Preliminary national readings for May show inflation in the euro zone's four largest economies stayed above the European Central Bank's 2% target for a third straight month, official data released on Friday indicated. The tentative figures suggest that rising fuel prices - a consequence of the conflict in Iran - are beginning to ripple out beyond petrol stations and into other parts of the consumer price basket.
France and Italy recorded increases in headline inflation in May, while Spain's rate remained unchanged and most of the German states that have reported so far posted declines. France's national gauge rose to 2.8% from 2.5% the prior month. Italy's reading climbed to 3.2% from 2.7%. Spain's headline rate was stable at 3.2%. Several of Germany's key economic states, including Bavaria and Baden-Wuerttemberg, reported falling inflation for the month.
Observers point to fuel as the trigger for the widening impact. Both Spain and Italy registered strong increases in prices for transport and for entertainment activities - categories that typically feel the knock-on effects of higher petrol and diesel costs. In France, fresh food prices jumped sharply, with a 4.1% rise, while services inflation edged up slightly.
Germany implemented a temporary fuel discount for May and June as part of measures aimed at limiting the immediate burden of higher petrol prices on consumers. Despite this intervention, national-level data from Germany so far show softer inflation trajectories in a number of the country's largest states.
Market attention is focused on euro area-wide statistics due on Tuesday, with consensus expectations pointing to headline inflation of 3.3% for May and a core measure that excludes energy, food, alcohol and tobacco at 2.4%.
Measures of underlying inflation rose in a number of member states. Italy's underlying gauge increased to 1.8% from 1.6%, while Spain's underlying rate ticked up to 2.9% from 2.8%.
Economic forecasters signalled that the early returns from national reports hint at upward pressure on both headline and core inflation. "This information so far hints at a further rise in headline inflation, and some increase in core inflation," said JPMorgan economist Raphael Brun-Aguerre in a note.
Expectations about the near-term path of inflation remain linked to developments in the Middle East. "We are not at the peak yet," said Nadia Gharbi, a senior economist at Pictet Wealth Management, adding that she expects euro zone inflation to rise through August.
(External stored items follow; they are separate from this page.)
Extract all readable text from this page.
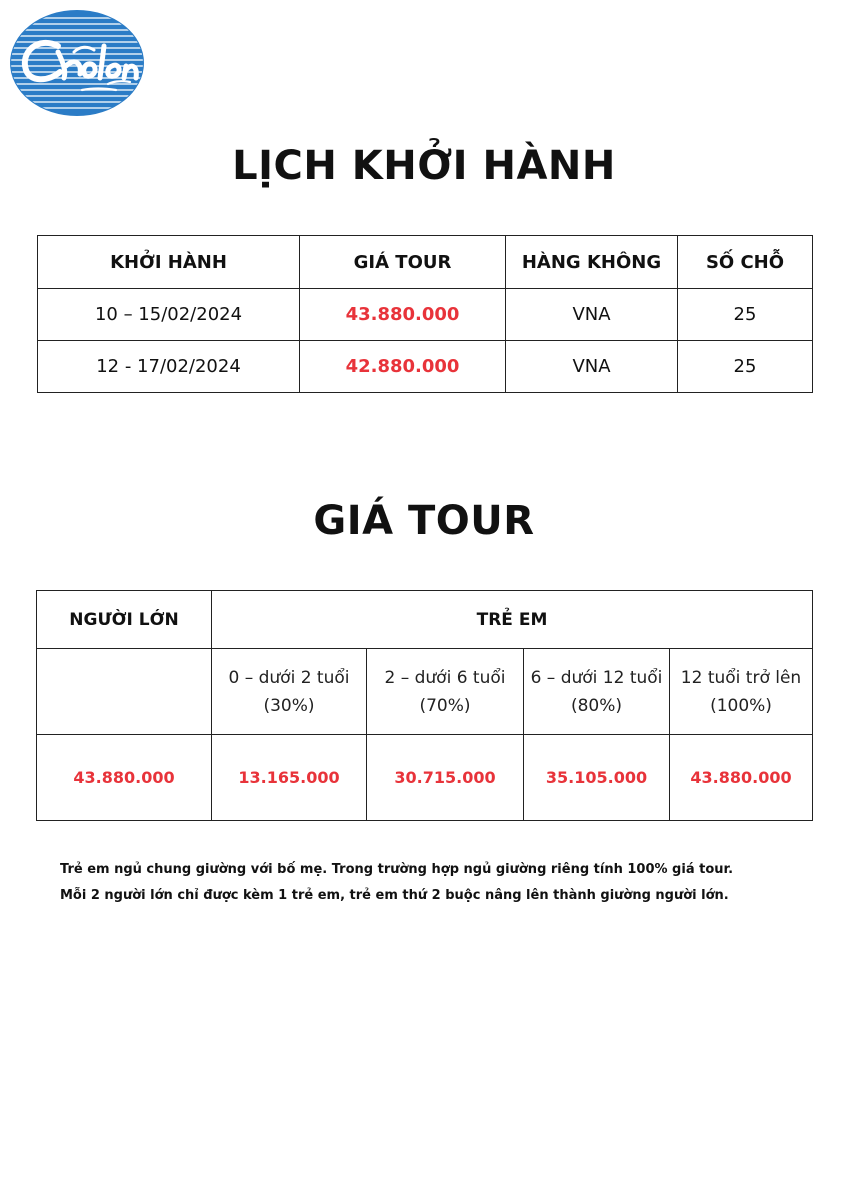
LỊCH KHỞI HÀNH
KHỞI HÀNH	GIÁ TOUR	HÀNG KHÔNG	SỐ CHỖ
10 – 15/02/2024	43.880.000	VNA	25
12 - 17/02/2024	42.880.000	VNA	25
GIÁ TOUR
NGƯỜI LỚN	TRẺ EM			
	0 – dưới 2 tuổi (30%)	2 – dưới 6 tuổi (70%)	6 – dưới 12 tuổi (80%)	12 tuổi trở lên (100%)
43.880.000	13.165.000	30.715.000	35.105.000	43.880.000

Trẻ em ngủ chung giường với bố mẹ. Trong trường hợp ngủ giường riêng tính 100% giá tour.

Mỗi 2 người lớn chỉ được kèm 1 trẻ em, trẻ em thứ 2 buộc nâng lên thành giường người lớn.
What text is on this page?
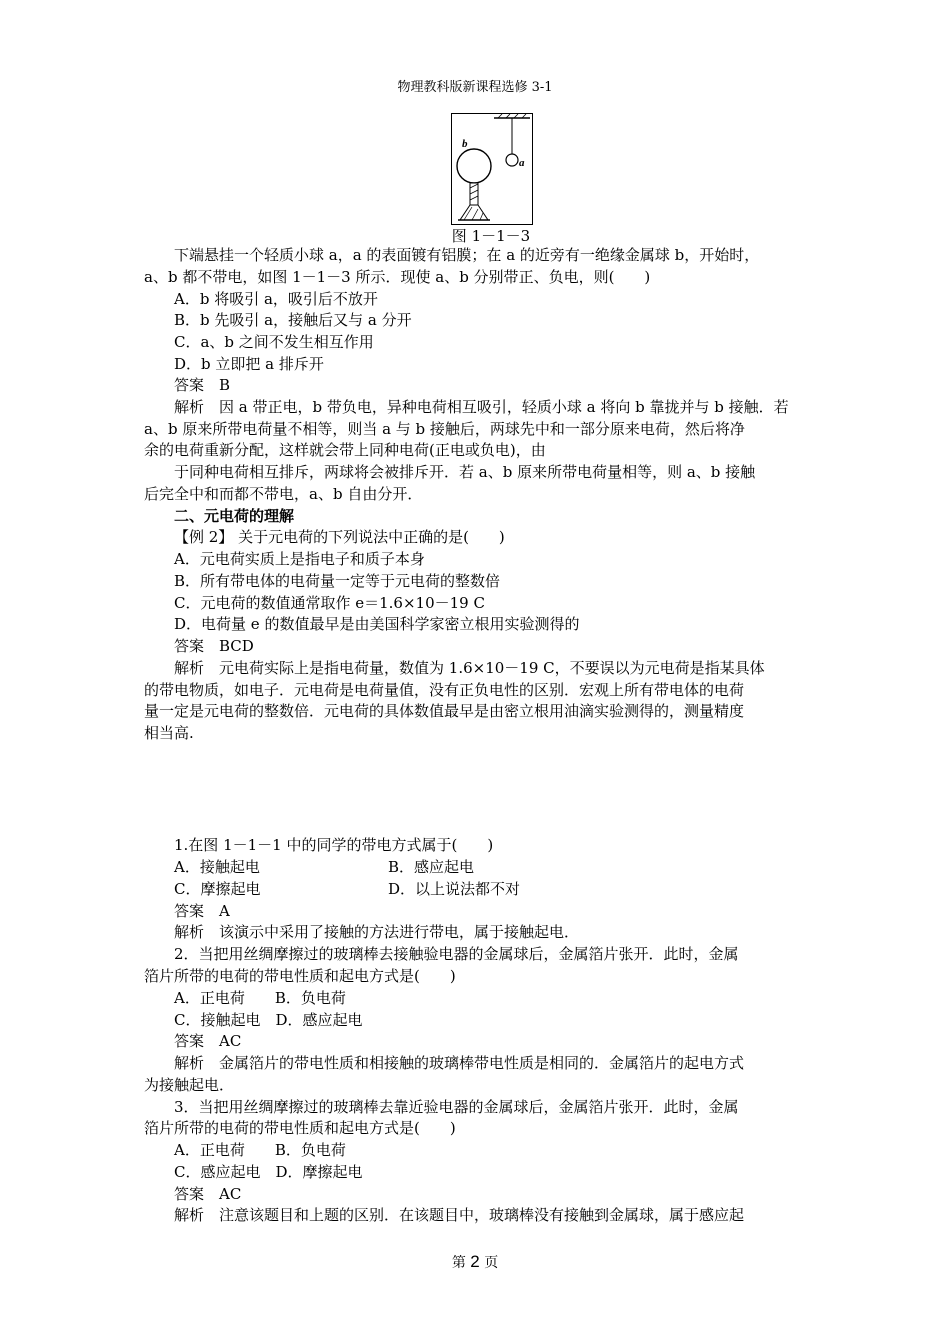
物理教科版新课程选修 3-1
b
a
图 1－1－3
下端悬挂一个轻质小球 a，a 的表面镀有铝膜；在 a 的近旁有一绝缘金属球 b，开始时，
a、b 都不带电，如图 1－1－3 所示．现使 a、b 分别带正、负电，则(　　)
A．b 将吸引 a，吸引后不放开
B．b 先吸引 a，接触后又与 a 分开
C．a、b 之间不发生相互作用
D．b 立即把 a 排斥开
答案　B
解析　因 a 带正电，b 带负电，异种电荷相互吸引，轻质小球 a 将向 b 靠拢并与 b 接触．若
a、b 原来所带电荷量不相等，则当 a 与 b 接触后，两球先中和一部分原来电荷，然后将净
余的电荷重新分配，这样就会带上同种电荷(正电或负电)，由
于同种电荷相互排斥，两球将会被排斥开．若 a、b 原来所带电荷量相等，则 a、b 接触
后完全中和而都不带电，a、b 自由分开．
二、元电荷的理解
【例 2】 关于元电荷的下列说法中正确的是(　　)
A．元电荷实质上是指电子和质子本身
B．所有带电体的电荷量一定等于元电荷的整数倍
C．元电荷的数值通常取作 e＝1.6×10－19 C
D．电荷量 e 的数值最早是由美国科学家密立根用实验测得的
答案　BCD
解析　元电荷实际上是指电荷量，数值为 1.6×10－19 C，不要误以为元电荷是指某具体
的带电物质，如电子．元电荷是电荷量值，没有正负电性的区别．宏观上所有带电体的电荷
量一定是元电荷的整数倍．元电荷的具体数值最早是由密立根用油滴实验测得的，测量精度
相当高.
1.在图 1－1－1 中的同学的带电方式属于(　　)
A．接触起电	B．感应起电
C．摩擦起电	D．以上说法都不对
答案　A
解析　该演示中采用了接触的方法进行带电，属于接触起电．
2．当把用丝绸摩擦过的玻璃棒去接触验电器的金属球后，金属箔片张开．此时，金属
箔片所带的电荷的带电性质和起电方式是(　　)
A．正电荷　　B．负电荷
C．接触起电　D．感应起电
答案　AC
解析　金属箔片的带电性质和相接触的玻璃棒带电性质是相同的．金属箔片的起电方式
为接触起电．
3．当把用丝绸摩擦过的玻璃棒去靠近验电器的金属球后，金属箔片张开．此时，金属
箔片所带的电荷的带电性质和起电方式是(　　)
A．正电荷　　B．负电荷
C．感应起电　D．摩擦起电
答案　AC
解析　注意该题目和上题的区别．在该题目中，玻璃棒没有接触到金属球，属于感应起
第 2 页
Gharbi noted that much will depend on the situation in the Middle East and said the baseline assumption is for conditions to normalise by the end of June.
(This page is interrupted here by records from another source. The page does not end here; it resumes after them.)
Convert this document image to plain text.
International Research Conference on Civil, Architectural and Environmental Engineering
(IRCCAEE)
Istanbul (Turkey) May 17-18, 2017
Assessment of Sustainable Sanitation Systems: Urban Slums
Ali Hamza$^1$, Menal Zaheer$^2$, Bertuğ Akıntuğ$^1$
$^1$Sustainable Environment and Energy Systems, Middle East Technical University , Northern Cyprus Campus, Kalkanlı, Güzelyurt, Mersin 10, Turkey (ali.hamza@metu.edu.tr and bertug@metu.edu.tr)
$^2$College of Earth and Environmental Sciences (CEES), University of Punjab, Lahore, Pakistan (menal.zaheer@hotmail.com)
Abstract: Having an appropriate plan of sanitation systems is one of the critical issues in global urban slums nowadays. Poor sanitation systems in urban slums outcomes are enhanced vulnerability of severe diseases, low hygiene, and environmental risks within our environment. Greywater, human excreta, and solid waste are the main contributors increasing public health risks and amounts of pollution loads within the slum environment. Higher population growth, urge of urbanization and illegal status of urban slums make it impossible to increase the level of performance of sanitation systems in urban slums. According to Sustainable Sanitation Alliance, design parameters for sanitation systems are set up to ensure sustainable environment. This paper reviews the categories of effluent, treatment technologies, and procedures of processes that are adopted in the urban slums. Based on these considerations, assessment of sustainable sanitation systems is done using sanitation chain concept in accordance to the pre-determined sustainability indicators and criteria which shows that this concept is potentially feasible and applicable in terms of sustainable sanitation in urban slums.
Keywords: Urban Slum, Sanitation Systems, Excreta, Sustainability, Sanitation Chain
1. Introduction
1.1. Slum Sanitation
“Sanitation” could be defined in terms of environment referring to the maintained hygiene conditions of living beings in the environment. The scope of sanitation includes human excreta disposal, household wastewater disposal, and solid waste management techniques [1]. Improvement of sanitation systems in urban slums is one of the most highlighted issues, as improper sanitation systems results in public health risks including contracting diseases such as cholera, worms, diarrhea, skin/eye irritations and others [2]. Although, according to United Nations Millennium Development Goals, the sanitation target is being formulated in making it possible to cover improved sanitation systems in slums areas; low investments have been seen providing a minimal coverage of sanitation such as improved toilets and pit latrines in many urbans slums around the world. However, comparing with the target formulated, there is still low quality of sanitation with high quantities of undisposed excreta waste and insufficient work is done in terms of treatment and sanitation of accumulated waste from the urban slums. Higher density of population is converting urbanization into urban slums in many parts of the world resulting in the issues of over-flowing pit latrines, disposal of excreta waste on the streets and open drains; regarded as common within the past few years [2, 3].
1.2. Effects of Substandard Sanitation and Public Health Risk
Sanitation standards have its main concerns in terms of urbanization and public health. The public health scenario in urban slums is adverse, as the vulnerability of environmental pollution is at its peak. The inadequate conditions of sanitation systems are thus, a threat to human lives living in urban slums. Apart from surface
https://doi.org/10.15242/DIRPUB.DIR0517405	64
Oil markets have been volatile since the outbreak of the conflict, with hopes of a deal curbing hostilities pushing crude prices sharply lower from late-April peaks. A barrel of Brent crude was trading around $92 in recent sessions, down from about $118 during the April highs, but still well above roughly $70 a barrel seen just before the conflict began.
At the same time, France continued to experience deflation in manufacturing prices, a pattern that has led some economists to argue that the current inflation shock could be smaller in scope than the surge that followed the COVID pandemic and Russia's invasion of Ukraine in 2022. That view was expressed by Bersingeco economist Sylvain Bersinger, who pointed to the manufacturing price dynamics as reinforcing that perspective.
Policy implications are already under consideration. The persistence of inflation above the ECB's 2% reference level in major member economies is likely to weigh on the central bank's deliberations and could support the case for a policy rate increase at the next meeting.
Data snapshot:
- France: headline inflation 2.8% (from 2.5%); fresh food +4.1%.
- Italy: headline inflation 3.2% (from 2.7%); underlying inflation 1.8% (from 1.6%).
- Spain: headline inflation stable at 3.2%; underlying inflation 2.9% (from 2.8%); strong rises in transport and entertainment prices.
- Germany: most reporting states showed declines in May; Bavaria and Baden-Wuerttemberg among those with falling rates; national measures include a fuel discount for May and June.
- Euro area consensus (due Tuesday): headline inflation expected at 3.3% in May; core inflation expected at 2.4%.
- Oil: Brent around $92 per barrel versus $118 at late-April peak and about $70 before the conflict.